OKLAHOMA CITY (KFOR) – Crime rates in Oklahoma City have continued their steady decline over recent years. Officials with the Oklahoma City Police Department told KFOR they believe it’s for a variety of reasons.

“Crime is trending downward. It has been for several years now. Obviously, we’re happy to see that,” M.Sgt. Gary Knight with the Oklahoma City Police Department said.

Oklahoma City Mayor David Holt tweeted the encouraging news Tuesday of dropping crime over the past decade.

In 2013, there were roughly eight crimes per 1,000 people. That number has dropped to about five in 2022.

Property crimes are also down from about 133 per 1,000 households to roughly 74.

Knight said there are a variety of reasons for it.

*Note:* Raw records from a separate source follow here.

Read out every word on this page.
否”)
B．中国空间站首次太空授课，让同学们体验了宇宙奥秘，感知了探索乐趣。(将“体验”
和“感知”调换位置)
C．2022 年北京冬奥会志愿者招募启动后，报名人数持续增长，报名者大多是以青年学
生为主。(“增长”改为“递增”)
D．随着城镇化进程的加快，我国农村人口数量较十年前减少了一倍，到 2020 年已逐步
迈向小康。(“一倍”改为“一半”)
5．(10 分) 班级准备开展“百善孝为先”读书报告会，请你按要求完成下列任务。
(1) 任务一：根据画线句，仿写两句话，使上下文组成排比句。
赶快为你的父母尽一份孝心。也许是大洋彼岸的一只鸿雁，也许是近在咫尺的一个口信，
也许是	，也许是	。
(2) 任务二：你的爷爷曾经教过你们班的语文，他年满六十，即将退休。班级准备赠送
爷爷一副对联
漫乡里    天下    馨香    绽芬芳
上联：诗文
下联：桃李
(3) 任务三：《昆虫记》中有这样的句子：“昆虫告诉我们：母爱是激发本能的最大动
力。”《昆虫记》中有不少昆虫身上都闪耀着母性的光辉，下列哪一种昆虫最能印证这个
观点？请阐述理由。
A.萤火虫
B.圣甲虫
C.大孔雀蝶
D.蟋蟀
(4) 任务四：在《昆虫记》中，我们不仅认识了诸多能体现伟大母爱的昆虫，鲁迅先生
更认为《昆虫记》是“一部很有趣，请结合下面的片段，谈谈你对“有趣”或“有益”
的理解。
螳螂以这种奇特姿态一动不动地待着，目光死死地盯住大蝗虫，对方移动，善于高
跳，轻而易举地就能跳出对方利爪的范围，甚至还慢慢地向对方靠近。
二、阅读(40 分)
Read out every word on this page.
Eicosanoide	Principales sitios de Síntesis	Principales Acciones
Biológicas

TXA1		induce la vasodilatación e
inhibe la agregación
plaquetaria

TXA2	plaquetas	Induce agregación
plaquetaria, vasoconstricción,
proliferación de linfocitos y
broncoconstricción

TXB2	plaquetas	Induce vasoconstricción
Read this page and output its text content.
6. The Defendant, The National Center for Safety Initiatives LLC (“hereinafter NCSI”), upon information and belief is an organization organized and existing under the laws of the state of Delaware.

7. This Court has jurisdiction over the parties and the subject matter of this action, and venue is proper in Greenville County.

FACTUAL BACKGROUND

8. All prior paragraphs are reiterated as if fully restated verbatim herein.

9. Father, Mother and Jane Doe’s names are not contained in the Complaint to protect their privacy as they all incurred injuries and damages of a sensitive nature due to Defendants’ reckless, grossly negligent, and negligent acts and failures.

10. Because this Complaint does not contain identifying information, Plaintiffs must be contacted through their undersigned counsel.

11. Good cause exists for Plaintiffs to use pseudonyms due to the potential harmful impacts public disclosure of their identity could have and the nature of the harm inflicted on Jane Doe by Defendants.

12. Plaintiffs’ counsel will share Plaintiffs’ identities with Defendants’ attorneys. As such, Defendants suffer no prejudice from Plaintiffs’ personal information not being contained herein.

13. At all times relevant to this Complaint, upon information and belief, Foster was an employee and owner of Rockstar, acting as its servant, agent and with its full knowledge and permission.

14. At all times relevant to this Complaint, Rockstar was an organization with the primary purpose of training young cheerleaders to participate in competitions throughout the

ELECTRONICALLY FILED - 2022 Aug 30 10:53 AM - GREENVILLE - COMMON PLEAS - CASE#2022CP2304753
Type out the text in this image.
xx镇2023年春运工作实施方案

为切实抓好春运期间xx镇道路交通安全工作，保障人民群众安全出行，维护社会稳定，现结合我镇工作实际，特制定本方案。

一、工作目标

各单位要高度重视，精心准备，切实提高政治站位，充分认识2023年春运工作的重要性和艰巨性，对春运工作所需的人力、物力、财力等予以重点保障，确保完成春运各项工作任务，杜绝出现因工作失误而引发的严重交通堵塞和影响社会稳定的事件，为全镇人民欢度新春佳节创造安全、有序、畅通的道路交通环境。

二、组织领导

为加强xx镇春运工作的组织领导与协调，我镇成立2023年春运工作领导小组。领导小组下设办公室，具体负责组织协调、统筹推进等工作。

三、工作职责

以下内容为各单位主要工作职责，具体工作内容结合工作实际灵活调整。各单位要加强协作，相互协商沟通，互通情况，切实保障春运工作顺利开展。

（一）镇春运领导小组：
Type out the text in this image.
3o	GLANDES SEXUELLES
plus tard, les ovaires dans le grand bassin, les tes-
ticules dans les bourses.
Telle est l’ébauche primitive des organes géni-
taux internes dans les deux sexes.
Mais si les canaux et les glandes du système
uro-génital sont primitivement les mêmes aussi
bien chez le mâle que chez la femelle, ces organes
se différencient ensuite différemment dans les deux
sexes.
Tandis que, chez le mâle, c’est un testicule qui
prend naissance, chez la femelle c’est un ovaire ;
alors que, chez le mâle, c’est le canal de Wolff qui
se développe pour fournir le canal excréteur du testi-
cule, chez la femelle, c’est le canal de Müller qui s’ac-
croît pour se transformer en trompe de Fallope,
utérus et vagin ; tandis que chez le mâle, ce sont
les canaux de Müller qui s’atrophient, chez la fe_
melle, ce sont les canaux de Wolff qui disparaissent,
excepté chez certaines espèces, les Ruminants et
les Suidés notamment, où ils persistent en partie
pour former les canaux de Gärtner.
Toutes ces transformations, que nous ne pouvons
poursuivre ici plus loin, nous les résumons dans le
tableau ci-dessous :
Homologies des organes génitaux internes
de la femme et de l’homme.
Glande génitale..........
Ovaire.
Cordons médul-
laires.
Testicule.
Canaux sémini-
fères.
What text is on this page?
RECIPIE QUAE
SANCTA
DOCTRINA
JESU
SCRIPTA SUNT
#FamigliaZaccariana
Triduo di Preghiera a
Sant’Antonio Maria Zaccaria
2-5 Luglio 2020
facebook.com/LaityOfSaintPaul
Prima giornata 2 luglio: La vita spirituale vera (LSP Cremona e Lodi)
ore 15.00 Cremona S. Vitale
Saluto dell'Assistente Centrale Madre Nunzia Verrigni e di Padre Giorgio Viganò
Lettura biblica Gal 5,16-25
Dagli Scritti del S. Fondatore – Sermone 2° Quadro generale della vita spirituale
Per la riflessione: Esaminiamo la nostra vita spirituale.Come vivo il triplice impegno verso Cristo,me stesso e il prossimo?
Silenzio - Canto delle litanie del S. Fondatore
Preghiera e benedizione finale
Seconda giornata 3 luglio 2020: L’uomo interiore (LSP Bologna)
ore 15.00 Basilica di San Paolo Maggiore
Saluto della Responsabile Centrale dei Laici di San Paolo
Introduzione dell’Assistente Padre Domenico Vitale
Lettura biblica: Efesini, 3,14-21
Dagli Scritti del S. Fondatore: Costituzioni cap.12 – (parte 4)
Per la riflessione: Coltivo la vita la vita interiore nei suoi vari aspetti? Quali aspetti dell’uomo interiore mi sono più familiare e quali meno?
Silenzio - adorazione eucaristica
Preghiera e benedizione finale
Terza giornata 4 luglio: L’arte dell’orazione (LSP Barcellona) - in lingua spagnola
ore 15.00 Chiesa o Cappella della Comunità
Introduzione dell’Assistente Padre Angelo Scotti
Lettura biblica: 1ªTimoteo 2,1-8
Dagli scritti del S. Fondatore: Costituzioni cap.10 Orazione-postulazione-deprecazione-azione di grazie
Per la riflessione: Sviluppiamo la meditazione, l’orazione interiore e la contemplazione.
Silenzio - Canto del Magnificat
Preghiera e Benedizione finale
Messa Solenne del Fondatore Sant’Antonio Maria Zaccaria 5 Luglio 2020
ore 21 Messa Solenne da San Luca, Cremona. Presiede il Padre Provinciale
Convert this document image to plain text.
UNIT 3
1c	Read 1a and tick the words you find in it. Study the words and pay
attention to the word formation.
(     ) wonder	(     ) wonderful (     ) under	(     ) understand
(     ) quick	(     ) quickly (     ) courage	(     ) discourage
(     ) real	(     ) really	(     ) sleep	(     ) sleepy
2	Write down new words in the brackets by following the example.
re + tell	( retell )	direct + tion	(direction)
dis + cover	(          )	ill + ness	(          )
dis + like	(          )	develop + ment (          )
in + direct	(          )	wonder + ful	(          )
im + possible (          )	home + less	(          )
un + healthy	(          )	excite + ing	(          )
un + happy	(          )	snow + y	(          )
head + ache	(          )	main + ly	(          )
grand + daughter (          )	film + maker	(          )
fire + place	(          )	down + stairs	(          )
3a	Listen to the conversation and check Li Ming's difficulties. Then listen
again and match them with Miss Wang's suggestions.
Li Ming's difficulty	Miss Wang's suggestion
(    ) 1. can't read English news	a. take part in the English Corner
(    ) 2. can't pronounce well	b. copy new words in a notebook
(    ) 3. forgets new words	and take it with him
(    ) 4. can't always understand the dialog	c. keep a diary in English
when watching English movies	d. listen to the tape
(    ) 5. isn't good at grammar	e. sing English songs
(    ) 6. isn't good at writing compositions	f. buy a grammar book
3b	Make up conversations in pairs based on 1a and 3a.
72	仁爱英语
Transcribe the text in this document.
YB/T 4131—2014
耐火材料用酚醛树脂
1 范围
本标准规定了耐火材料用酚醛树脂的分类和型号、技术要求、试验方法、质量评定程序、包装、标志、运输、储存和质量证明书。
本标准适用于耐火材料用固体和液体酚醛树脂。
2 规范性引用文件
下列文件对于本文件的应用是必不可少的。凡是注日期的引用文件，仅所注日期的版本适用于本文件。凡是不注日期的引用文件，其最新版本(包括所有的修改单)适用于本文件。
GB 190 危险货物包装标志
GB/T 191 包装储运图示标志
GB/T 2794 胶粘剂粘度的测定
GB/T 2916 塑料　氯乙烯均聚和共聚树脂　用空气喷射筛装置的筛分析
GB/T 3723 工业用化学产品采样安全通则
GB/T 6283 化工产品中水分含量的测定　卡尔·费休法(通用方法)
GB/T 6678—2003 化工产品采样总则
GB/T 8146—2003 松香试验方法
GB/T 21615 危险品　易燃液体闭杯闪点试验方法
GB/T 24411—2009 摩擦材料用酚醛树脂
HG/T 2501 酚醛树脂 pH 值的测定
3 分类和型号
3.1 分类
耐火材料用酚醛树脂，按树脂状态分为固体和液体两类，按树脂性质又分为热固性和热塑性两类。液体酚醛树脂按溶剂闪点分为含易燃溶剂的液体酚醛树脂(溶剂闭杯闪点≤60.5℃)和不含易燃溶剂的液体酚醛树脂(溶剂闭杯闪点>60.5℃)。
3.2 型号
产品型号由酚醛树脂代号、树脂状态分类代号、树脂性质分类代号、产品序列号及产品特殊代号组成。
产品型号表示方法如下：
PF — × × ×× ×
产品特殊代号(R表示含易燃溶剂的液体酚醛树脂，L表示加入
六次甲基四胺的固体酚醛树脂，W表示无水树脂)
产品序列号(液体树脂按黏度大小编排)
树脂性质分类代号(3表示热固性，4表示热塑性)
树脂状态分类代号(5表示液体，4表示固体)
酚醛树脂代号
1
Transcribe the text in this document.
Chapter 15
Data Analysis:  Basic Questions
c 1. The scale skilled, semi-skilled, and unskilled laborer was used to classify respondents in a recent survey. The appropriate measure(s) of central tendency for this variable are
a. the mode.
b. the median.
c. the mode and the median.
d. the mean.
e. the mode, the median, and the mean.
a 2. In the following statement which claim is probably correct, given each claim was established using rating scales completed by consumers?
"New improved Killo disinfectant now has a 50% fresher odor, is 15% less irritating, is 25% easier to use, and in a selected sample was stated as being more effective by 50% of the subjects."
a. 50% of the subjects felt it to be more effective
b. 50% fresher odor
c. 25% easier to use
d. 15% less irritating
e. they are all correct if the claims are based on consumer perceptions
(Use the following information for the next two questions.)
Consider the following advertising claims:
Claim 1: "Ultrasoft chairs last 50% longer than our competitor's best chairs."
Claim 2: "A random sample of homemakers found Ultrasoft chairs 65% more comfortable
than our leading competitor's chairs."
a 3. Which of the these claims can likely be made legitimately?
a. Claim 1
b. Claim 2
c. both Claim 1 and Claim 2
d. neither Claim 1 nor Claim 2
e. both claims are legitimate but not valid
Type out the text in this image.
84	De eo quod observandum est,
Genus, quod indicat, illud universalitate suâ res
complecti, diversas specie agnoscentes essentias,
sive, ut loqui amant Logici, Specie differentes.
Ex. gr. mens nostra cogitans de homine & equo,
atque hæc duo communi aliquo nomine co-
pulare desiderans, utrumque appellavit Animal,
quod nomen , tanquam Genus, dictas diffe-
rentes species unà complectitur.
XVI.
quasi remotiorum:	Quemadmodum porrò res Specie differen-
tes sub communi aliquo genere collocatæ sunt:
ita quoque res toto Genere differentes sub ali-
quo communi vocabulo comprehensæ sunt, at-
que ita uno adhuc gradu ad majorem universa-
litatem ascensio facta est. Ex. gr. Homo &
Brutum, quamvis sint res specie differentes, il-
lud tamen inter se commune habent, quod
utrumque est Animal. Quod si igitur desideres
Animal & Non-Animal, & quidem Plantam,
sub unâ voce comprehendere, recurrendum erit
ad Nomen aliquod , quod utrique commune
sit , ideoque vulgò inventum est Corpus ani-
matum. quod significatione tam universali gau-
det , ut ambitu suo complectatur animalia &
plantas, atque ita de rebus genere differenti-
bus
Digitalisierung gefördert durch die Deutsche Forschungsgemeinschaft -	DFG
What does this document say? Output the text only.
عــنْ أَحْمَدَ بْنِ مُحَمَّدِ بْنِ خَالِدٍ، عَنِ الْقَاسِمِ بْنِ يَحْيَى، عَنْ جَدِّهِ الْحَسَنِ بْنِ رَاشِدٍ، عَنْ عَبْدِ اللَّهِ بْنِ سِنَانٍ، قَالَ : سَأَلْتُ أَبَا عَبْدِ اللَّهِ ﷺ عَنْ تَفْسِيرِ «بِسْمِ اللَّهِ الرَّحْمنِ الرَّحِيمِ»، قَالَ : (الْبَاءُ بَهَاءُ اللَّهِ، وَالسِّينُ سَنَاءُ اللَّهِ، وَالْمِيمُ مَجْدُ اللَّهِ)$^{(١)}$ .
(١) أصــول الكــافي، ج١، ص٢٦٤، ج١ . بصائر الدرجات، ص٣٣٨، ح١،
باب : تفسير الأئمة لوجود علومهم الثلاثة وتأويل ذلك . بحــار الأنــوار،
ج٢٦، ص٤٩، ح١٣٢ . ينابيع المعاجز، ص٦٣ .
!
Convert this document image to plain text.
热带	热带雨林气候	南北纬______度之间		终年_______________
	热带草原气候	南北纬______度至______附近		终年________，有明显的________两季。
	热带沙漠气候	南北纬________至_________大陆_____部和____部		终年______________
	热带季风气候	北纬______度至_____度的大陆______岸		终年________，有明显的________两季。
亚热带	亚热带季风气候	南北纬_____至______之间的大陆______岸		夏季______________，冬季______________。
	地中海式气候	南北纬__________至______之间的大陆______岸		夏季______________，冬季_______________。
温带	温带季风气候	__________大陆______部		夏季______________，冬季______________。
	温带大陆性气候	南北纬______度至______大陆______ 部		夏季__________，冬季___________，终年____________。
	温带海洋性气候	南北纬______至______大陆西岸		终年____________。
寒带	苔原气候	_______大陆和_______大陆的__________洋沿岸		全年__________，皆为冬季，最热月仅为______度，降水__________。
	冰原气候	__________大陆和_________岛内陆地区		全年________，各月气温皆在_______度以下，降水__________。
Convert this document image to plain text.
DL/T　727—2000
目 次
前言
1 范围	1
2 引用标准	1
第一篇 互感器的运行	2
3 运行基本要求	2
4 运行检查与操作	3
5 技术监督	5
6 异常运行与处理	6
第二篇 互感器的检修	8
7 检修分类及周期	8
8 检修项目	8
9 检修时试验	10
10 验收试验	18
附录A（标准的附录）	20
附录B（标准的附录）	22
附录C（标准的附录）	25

“Some of them, probably socioeconomic,” he said. “But there’s also, at least in this community, a very good partnership with our citizens. We are very well funded. We get amazing equipment that helps us do the things we do here, and we’ve always had real strong community support here.”

He added that with the crime they do see in the city, the driving factor is generally drugs.

“Whether it’s burglaries, robberies, things along those lines, assaults,” he said. “A lot of shootings are drug related, especially drive by shootings.”

Knight did point out there have been crime spikes in the past, despite the downward trend. There was a small upward surge in 2018.

Gun violence is a continued threat statewide.

Including suicides and accidental shootings, there are over 700 gun deaths in an average year across Oklahoma.

Gun violence can also cost the taxpayer.

According to Everystat.org, it costs almost $2,600 per taxpayer each year.

Gun deaths and injuries cost Oklahoma $10.3 billion every year and $206 million of that is paid by taxpayers.

However, in Oklahoma City, the murder rate is trending lower.

“We’ve been very fortunate to see it going down, especially in the area of persons crimes, which is assaults, homicides, things like that,” Knight said. “But anyway, I hope that crime trend continues.”